My AI Skill Edited This Video That Explains My AI Skill
These are amazing times in AI. I just created an automated video editing tool – and the walkthrough at the end of this post was edited by the tool I created. Here's how I did it.
It started with a video: Building an AI Agent to Edit Your Videos with Hamel Hussein and Shaw Talebi. They describe a process for AI-assisted video editing, and I was inspired enough to try to replicate it – but using a very meta process. Rather than building the thing myself, I told my Cursor agent to watch their video and figure out how to make effectively the same thing locally.
The agent started by pulling down the transcript using yt-dlp – a great tool to know about, by the way. You can use it to download YouTube videos and their transcripts. Once it had the transcript, I told it to read through and set up a repo that replicated the process as best it could. I also told it to package everything up as an agent skill using the create-skill skill. (Everything is so meta these days!) It chugged away for a few minutes, and when it came back, the only thing left on my plate was setting up an AssemblyAI API key.

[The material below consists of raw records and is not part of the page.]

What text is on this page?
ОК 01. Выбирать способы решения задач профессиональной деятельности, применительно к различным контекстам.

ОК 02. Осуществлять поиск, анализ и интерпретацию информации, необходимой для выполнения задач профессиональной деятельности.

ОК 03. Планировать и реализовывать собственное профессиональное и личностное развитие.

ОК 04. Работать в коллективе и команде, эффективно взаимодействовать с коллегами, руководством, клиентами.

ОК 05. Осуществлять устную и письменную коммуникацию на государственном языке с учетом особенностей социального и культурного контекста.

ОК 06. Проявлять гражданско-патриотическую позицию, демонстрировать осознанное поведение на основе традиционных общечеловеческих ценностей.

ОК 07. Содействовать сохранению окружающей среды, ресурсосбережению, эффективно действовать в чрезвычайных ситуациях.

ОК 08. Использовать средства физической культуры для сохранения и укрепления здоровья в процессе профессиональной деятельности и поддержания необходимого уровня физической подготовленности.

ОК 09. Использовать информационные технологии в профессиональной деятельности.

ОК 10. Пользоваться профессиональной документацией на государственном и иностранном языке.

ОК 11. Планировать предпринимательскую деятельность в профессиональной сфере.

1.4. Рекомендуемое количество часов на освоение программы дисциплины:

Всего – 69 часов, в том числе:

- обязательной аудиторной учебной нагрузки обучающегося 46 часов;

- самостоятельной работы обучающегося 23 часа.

AssemblyAI turns out to be a great find. It's a speech-to-text service that, crucially, preserves your mistakes – the ums, the uhs – and provides accurate start and stop timestamps for every single word. That timing is the thing that makes automated cutting possible. It's also easy to try: you get around 185 hours of free pre-recorded transcription just for signing up. So of course I signed up!
I uploaded a video of myself talking to my camera, told it to do the works – transcribe it, cut the silences, remove the ums and uhs – and it worked... mostly. The problem was that it was clipping the end of every word at the cut point. So, not usable video, but it was amazing to me that it was actually as good as it was.
For my second attempt I gave it the same task but flagged the clipping issue and asked it to figure out what was going wrong. It came back with some ideas and asked what I wanted to do. I said "do what you think is best." 🤣 (This was just supposed to be a side project, so code quality isn't my biggest concern on this one.) It ran for about 30 more seconds, I put the next video through, and the results were not bad – actually pretty impressive for about five minutes of total investment.
Which brings us here. My third attempt was the walkthrough – me on camera in OBS explaining how I built the editing suite. (Again, I don't really know how OBS works, but I asked an AI for pointers and it got me going well enough to fake it.)
Auto-edited
Original, unedited
The top video is the auto-edited walkthrough – the one where I explain how the tool works, edited by the tool itself. The bottom is the same recording before editing. I was reading from a script and pausing a lot. The difference is striking.
If you want to try this yourself, the skill is in this repo. Fair warning: it's raw. By default the skill exports to Final Cut Pro, though if you ask it to just stitch the clips together directly it'll do that instead. Also, the way it manages files for each video project is a bit quirky. But the core idea works, and that's the point. Grab it, play with it, make it your own – a copy of a copy – just like I made mine from Shaw Talebi's approach my own.
This post, by the way, was semi-automated from the transcript of the edited walkthrough above. I think I'll write another recursive blog post about that approach too!